I think my book is the answer to that question. The whole point of it is to restore the balance away from the intense (and, I think, often macabre and fetishistic) preoccupation with Holocaust death, in favor of remembering the lives of the victims.
In our contemporary culture, cinematic representation has acquired a central role in our "historical education", especially in relation to the Holocaust. Have you ever received a suggestion, or considered processing The Lost into a film?
Yes. Jean-Luc Godard read the book when it was published in France in 2007 and was extremely enthusiastic about it, and for a few years it looked as if he might do a film of it, but (as often happens with these film adaptations) nothing ever came of that. The film rights have been optioned by a producer in the US, and they are trying to raise money to get a script done. At this point, a wonderful Israeli (long resident in the US), Oren Moverman, is slated to write and direct; but again, these things are subject to all kinds of financial pressures and it’s hard to tell whether anything will, in fact, happen.

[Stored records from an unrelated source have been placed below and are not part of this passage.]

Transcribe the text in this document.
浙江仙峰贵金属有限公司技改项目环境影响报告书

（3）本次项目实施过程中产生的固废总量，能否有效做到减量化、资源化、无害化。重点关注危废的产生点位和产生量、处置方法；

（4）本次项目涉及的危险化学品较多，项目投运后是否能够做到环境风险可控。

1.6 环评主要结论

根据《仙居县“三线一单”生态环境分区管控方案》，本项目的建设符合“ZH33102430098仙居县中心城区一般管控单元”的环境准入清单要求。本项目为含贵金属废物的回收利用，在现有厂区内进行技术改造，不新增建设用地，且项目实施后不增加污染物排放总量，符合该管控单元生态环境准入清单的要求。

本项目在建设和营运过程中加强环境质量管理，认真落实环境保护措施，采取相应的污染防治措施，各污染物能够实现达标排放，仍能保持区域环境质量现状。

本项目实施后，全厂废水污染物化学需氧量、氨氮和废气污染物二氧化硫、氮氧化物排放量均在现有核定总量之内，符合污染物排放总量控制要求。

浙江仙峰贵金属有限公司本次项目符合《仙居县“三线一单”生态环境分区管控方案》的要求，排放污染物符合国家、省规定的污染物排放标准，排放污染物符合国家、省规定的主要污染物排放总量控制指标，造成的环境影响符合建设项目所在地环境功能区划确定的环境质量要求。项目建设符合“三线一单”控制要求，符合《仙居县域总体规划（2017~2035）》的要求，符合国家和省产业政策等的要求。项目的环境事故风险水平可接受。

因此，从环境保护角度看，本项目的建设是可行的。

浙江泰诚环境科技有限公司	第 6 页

Personally, I don’t envy the person who has to adapt my book. It would be a very difficult challenge, I think, since there’s no “story” in the Hollywood sense of that word. It’s me sitting in the apartments of little old Jewish ladies, talking.
You said that you are not going to write anymore about the Holocaust. Why not?
“Any more”? I don’t think The Lost is “about” the Holocaust. It’s about family, and memory, and history, and what it means to “know” the past, and oneself, ultimately; the Holocaust, you might say, happens to be the narrative vehicle for an extended meditation on those themes—which, I should say, are the themes I always write about, although an Israeli audience has no way of knowing that because The Lost is the only one of my books to have been published in Hebrew. (It is no more “about” the Holocaust than my first book, which is about the same themes, although the narrative vehicle is quite different.) I’m not a Holocaust expert, nor even a student of the Holocaust; I wasn’t particularly fascinated by it, as a historical event, prior to working on The Lost—certainly not as interested in it as I am interested in ancient Greek history, which is (one could say) my “real” subject. I necessarily had to think about it, and learn something about it, in order to write The Lost, but it’s not my subject, really; which is why I won’t write about it again. I have nothing left to say about it, apart from what I’ve already written.
In fact, I have made a point never to write about the Holocaust in any way, in the various periodicals I write for—The New York Review of Books, The New Yorker, The New York Times— and never to write about or review Holocaust-themed books, although, as you can imagine, I am asked to do so very often. The one exception to this rule was a long review-essay I wrote for The New York Review of Books about Jonathan Littell’s The Kindly Ones; but that was because I am a literary critic, and the book was interesting to me as a novel. Otherwise, I really am finished with it.